From 2014 to 2015 she coordinated a FCT-funded project on “Content area literacies: Features and challenges for more engagement and learning” (EXPL/MHC-CED/0645/2013). She was part of several national and international research projects, including the EU-funded BaCuLit project (LLP-2010-DECOMENIUS-CMP) on “Basic Curriculum for Teachers' In-service Training in Content Area Literacy in Secondary Schools”, and a bilateral cooperation with Brazil supported by CAPES.
She collaborates regularly with Governments and international partnerships on innovating educational practices in Mathematics. In particular, she served in the Monitoring Committee for two measures of the Action Plan of Mathematics (PAM): the Mathematics Plan II (PMII) and the management of the New Basic Education Mathematics Program (NPMEB), from 2009 to 2012. She also collaborated in several curricular projects in different developing countries, namely, “Basic Education 3rd Cycle Curriculum Development” (East Timor), and the “Curriculum Reform of Basic Education” (RECEB) through the Ministry of National Education of the Republic of Guinea-Bissau. In this context, she published a book on “Geometria e Sentido Espacial” (2018), an edition supported by Fundação Calouste Gulbenkian. Maria Helena Martinho was the Director of Studies for the Master's Degree in Mathematics Teaching in the 3rd Cycle of Basic Education and Secondary Education at the University of Minho for a decade, and is currently the coordinator of the Mathematics Education specialization in the PhD Programme in Education Sciences.
Besides her normal teaching duties at UMinho, she lectured in MSc degrees at the Pedagogical University, Maputo (on “Didactics of Descriptive Geometry”), the National University of Timor-Leste (several courses on “Didactics of Mathematics”), and Instituto Superior de Ciências de Educação de Benguela, Angola (several courses on "Mathematics teaching methodology"). Moreover, she has an extensive record of collaboration in continuing teachers’ education programmes in Portugal, Guinea-Bissau and Brazil. As part of outreach activities, Maria Helena Martinho published “M. C. Escher: Arte e Matemática” (APM, 1998), and coordinated an itinerant exhibition on the work of M. C. Escher and its mathematical implications which since then, for more than two decades, has been circulating among different schools nation-wide. From 2014 to 2016 she served as Vice-President of APM, the Association of Mathematics Teachers.

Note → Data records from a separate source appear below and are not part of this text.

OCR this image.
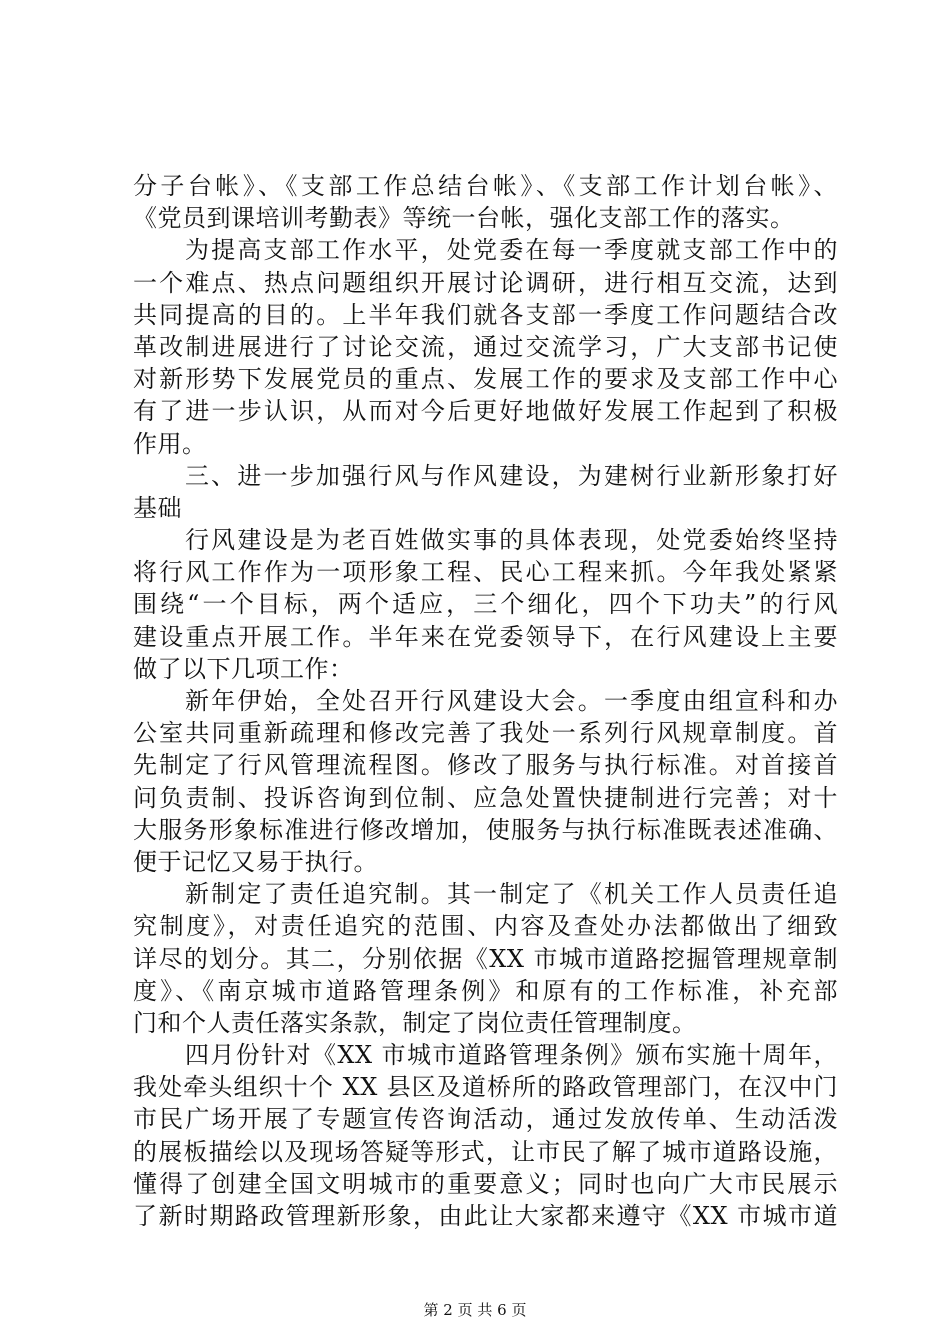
分子台帐》、《支部工作总结台帐》、《支部工作计划台帐》、
《党员到课培训考勤表》等统一台帐，强化支部工作的落实。
为提高支部工作水平，处党委在每一季度就支部工作中的
一个难点、热点问题组织开展讨论调研，进行相互交流，达到
共同提高的目的。上半年我们就各支部一季度工作问题结合改
革改制进展进行了讨论交流，通过交流学习，广大支部书记使
对新形势下发展党员的重点、发展工作的要求及支部工作中心
有了进一步认识，从而对今后更好地做好发展工作起到了积极
作用。
三、进一步加强行风与作风建设，为建树行业新形象打好
基础
行风建设是为老百姓做实事的具体表现，处党委始终坚持
将行风工作作为一项形象工程、民心工程来抓。今年我处紧紧
围绕“一个目标，两个适应，三个细化，四个下功夫”的行风
建设重点开展工作。半年来在党委领导下，在行风建设上主要
做了以下几项工作：
新年伊始，全处召开行风建设大会。一季度由组宣科和办
公室共同重新疏理和修改完善了我处一系列行风规章制度。首
先制定了行风管理流程图。修改了服务与执行标准。对首接首
问负责制、投诉咨询到位制、应急处置快捷制进行完善；对十
大服务形象标准进行修改增加，使服务与执行标准既表述准确、
便于记忆又易于执行。
新制定了责任追究制。其一制定了《机关工作人员责任追
究制度》，对责任追究的范围、内容及查处办法都做出了细致
详尽的划分。其二，分别依据《XX 市城市道路挖掘管理规章制
度》、《南京城市道路管理条例》和原有的工作标准，补充部
门和个人责任落实条款，制定了岗位责任管理制度。
四月份针对《XX 市城市道路管理条例》颁布实施十周年，
我处牵头组织十个 XX 县区及道桥所的路政管理部门，在汉中门
市民广场开展了专题宣传咨询活动，通过发放传单、生动活泼
的展板描绘以及现场答疑等形式，让市民了解了城市道路设施，
懂得了创建全国文明城市的重要意义；同时也向广大市民展示
了新时期路政管理新形象，由此让大家都来遵守《XX 市城市道
第 2 页 共 6 页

I regard my research as a contribution to a more effective, inclusive and challenging way of teaching Mathematics, in partnership with teachers, based on the concreteness of their experiences in schools. It spans different topics in a clearly defined domain of Mathematics Education: communication and its interaction with teaching-learning processes in mathematics, with a privileged center on the teachers’ perspective. I expect it to have concrete implications for teachers’ training and the quality of professional practices in Education.